Data Erasure Standards
The issue of what happens with the data that is stored on so many systems, machines and networks is a problematic one nowadays. This is an issue that can affect any of us without warning and, sometimes, without us actually realising that there has been a data breach security issue. In recent years there have, for example, been more and more instances where sensitive and confidential data has been found on official computers and laptops that have been ‘decommissioned’ from official use.

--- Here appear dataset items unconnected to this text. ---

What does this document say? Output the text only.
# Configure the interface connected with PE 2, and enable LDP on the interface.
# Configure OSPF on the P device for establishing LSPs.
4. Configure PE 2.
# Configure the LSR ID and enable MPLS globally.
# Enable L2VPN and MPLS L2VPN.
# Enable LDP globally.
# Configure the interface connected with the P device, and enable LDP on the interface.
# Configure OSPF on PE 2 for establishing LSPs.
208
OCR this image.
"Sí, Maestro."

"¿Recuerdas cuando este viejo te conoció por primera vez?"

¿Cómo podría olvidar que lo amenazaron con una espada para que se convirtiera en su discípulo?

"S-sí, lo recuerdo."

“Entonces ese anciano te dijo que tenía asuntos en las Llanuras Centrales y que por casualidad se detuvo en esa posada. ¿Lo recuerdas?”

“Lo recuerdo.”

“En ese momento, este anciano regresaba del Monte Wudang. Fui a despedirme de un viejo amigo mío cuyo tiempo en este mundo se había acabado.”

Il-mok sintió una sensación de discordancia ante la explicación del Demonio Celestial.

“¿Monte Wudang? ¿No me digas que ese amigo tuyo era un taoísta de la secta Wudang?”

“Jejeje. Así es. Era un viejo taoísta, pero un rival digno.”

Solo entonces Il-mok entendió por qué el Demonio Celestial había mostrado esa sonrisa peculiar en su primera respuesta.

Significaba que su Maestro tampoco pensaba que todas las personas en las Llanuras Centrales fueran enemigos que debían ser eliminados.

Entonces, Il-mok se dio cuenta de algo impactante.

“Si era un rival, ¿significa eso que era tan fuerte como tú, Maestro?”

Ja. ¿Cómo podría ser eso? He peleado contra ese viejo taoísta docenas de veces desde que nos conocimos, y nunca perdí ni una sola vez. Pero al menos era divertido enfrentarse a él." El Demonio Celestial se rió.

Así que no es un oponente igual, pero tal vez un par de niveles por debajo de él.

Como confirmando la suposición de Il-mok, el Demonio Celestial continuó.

So, what does this mean for you? Well, if you think about the kind of personal and confidential data that is held on any of us at any given time by government bodies, financial institutions and official sites it is easy to see that this is not data that we would want to fall into the wrong hands. So, for example, if a government department decides to ‘decommission’ some computers and to resell them then they have a duty of care to delete the data that is held on these machines so that it cannot be retrieved by anybody else. This is usually done by some form of software package that overwrites, wipes or permanently deletes the data.
This kind of deletion process is generally dictated by a range of data erasure standards that tells companies and official bodies what their obligations are here. A bank, for example, may be penalised if it sells on a laptop that holds customer account numbers. There are many different standards set here by various bodies. So, for example, some data erasure standards will be set by government institutions and some by military departments.
Each body here may have differing criteria when it comes to data erasure. So, when it comes to choosing a data erasure software package you may well see a company in this field marketing its software by the official erasure standards that it supports - i.e. the ‘blurb’ may say that a software package conforms to US military erasure standards and so on.